SttService

Base classes for Speech-to-Text services with continuous and segmented processing.

class pipecat.services.stt_service.STTService(audio_passthrough=True, sample_rate=None, **kwargs)[source]

Bases: AIService

Base class for speech-to-text services.

Provides common functionality for STT services including audio passthrough, muting, settings management, and audio processing. Subclasses must implement the run_stt method to provide actual speech recognition.

Parameters:
  • audio_passthrough – Whether to pass audio frames downstream after processing. Defaults to True.

  • sample_rate (int | None) – The sample rate for audio input. If None, will be determined from the start frame.

  • **kwargs – Additional arguments passed to the parent AIService.

property is_muted: bool

Check if the STT service is currently muted.

Returns:

True if the service is muted and will not process audio.

property sample_rate: int

Get the current sample rate for audio processing.

Returns:

The sample rate in Hz.

async set_model(model)[source]

Set the speech recognition model.

Parameters:

model (str) – The name of the model to use for speech recognition.

async set_language(language)[source]

Set the language for speech recognition.

Parameters:

language (Language) – The language to use for speech recognition.

abstractmethod async run_stt(audio)[source]

Run speech-to-text on the provided audio data.

This method must be implemented by subclasses to provide actual speech recognition functionality.

Parameters:

audio (bytes) – Raw audio bytes to transcribe.

Yields:

Frame – Frames containing transcription results (typically TextFrame).

Return type:

AsyncGenerator[Frame, None]

async start(frame)[source]

Start the STT service.

Parameters:

frame (StartFrame) – The start frame containing initialization parameters.

async process_audio_frame(frame, direction)[source]

Process an audio frame for speech recognition.

Parameters:
  • frame (AudioRawFrame) – The audio frame to process.

  • direction (FrameDirection) – The direction of frame processing.

async process_frame(frame, direction)[source]

Process frames, handling VAD events and audio segmentation.

Parameters:
  • frame (Frame) – The frame to process.

  • direction (FrameDirection) – The direction of frame processing.

class pipecat.services.stt_service.SegmentedSTTService(*, sample_rate=None, **kwargs)[source]

Bases: STTService

STT service that processes speech in segments using VAD events.

Uses Voice Activity Detection (VAD) events to detect speech segments and runs speech-to-text only on those segments, rather than continuously.

Requires VAD to be enabled in the pipeline to function properly. Maintains a small audio buffer to account for the delay between actual speech start and VAD detection.

Parameters:
  • sample_rate (int | None) – The sample rate for audio input.

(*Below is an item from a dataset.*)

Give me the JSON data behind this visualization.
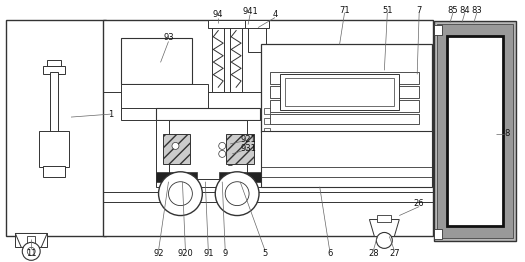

If None, will be determined from the start frame.

  • **kwargs – Additional arguments passed to the parent STTService.

async start(frame)[source]

Start the segmented STT service and initialize audio buffer.

Parameters:

frame (StartFrame) – The start frame containing initialization parameters.

async process_frame(frame, direction)[source]

Process frames, handling VAD events and audio segmentation.

Parameters:
  • frame (Frame)

  • direction (FrameDirection)

async process_audio_frame(frame, direction)[source]

Process audio frames by buffering them for segmented transcription.

Continuously buffers audio, growing the buffer while user is speaking and maintaining a small buffer when not speaking to account for VAD delay.

Parameters:
  • frame (AudioRawFrame) – The audio frame to process.

  • direction (FrameDirection) – The direction of frame processing.